Грома нет. Есть ребенок, оставшийся без отца. Мальчик, растерянный перед болью, не знающий, как и во что уложить, упаковать, спрятать эту холодную несправедливость, чтобы не раниться, не кровоточить, всякий раз натыкаясь на нее.

— Я знал, что так будет, — говорит Игорь. Бросает опасливый взгляд на Фурию, но та не реагирует — понимает, что речь не о сегодняшних событиях идет. Слушает дальше. —Мы… Мы в «Золотом драконе» еще… И он ведь уже знал тогда, кто я. И все равно пошел за мной. Наверное, это ему дополнительное удовольствие доставило. А я это понял, лишь когда поймал его. Думаешь, ненавидеть начал? — Гром усмехается, смотрит на стаю важно проплывающих уток. — Он, раненный, язвил, а я его из костюма этого дурацкого вытащить хотел прям там. Из офиса мертвого вытащить, из теорий и планов его путанных, из всей этой… нелюбви кричащей. Спасти хотел. А его взяли и Рубинштейну бросили. А он любит таких — бездна, которая сама себя поглощает. И я освободил ее. И бездна обратила внимание на меня, — Игорь смотрит на Фурию. — Я не могу ему не верить, Ника. Потому что не могу его не любить.

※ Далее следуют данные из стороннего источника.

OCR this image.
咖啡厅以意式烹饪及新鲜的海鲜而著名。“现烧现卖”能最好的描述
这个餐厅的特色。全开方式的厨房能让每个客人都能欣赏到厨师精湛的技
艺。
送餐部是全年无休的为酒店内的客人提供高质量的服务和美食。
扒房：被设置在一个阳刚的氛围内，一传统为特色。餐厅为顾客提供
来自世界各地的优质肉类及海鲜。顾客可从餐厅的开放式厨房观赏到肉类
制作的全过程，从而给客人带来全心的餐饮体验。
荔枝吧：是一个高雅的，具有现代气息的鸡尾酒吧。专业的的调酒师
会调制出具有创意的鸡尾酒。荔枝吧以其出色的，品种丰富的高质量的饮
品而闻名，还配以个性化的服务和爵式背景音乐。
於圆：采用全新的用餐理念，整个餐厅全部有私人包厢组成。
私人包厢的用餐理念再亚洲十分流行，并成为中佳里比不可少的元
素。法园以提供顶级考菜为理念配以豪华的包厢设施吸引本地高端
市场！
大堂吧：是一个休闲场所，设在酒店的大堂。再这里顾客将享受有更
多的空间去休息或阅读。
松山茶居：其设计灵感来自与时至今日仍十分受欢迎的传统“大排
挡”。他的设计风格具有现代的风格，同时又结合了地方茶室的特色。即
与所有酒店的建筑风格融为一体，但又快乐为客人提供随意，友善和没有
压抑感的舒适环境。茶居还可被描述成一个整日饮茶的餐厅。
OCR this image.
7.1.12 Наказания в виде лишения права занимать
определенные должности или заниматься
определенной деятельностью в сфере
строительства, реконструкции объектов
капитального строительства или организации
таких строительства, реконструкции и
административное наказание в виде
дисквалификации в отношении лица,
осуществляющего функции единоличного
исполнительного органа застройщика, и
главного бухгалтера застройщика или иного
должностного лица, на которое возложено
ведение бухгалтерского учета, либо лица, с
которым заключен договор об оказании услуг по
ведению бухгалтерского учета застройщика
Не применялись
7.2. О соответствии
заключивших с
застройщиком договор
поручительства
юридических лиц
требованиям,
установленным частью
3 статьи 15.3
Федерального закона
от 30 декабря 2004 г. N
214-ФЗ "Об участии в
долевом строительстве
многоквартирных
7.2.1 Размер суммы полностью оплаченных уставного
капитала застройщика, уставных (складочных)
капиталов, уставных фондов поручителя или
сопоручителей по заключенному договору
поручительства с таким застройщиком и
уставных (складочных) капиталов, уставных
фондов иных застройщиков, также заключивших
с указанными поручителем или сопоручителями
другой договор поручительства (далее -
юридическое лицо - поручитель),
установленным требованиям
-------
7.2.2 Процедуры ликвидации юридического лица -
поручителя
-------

Чайкина не меняется в лице, отводит взгляд на озеро, подперев голову рукой. Возвращает сосредоточенный взгляд.

— У нас есть одна очевидная вещь — первым делом уничтожили тебя. Причем раз и навсегда. Поймали бы, не уйди ты из дома, посадили бы и в тюрьме бы тебя убили за эту связь. А не убили бы, и вышел бы ты — не только в полицию, но и на любую работу путь заказан. Осталось бы только в глуши где-нибудь скрываться. А если клевету доказать — все равно от сплетен не отмыться. Не понимаю, как ты до сих пор держишься.

— А мне некогда про себя думать.

— Разумовский мог хотеть такого?

Перед глазами Грома пролетает череда эротических сцен.

— Ника, я же сказал…

— Давай соберись!

Гром вздыхает и опускает лицо в ладони. Пытается представить Разумовского довольным, когда он листает Юлин опус. И картинки с человечками.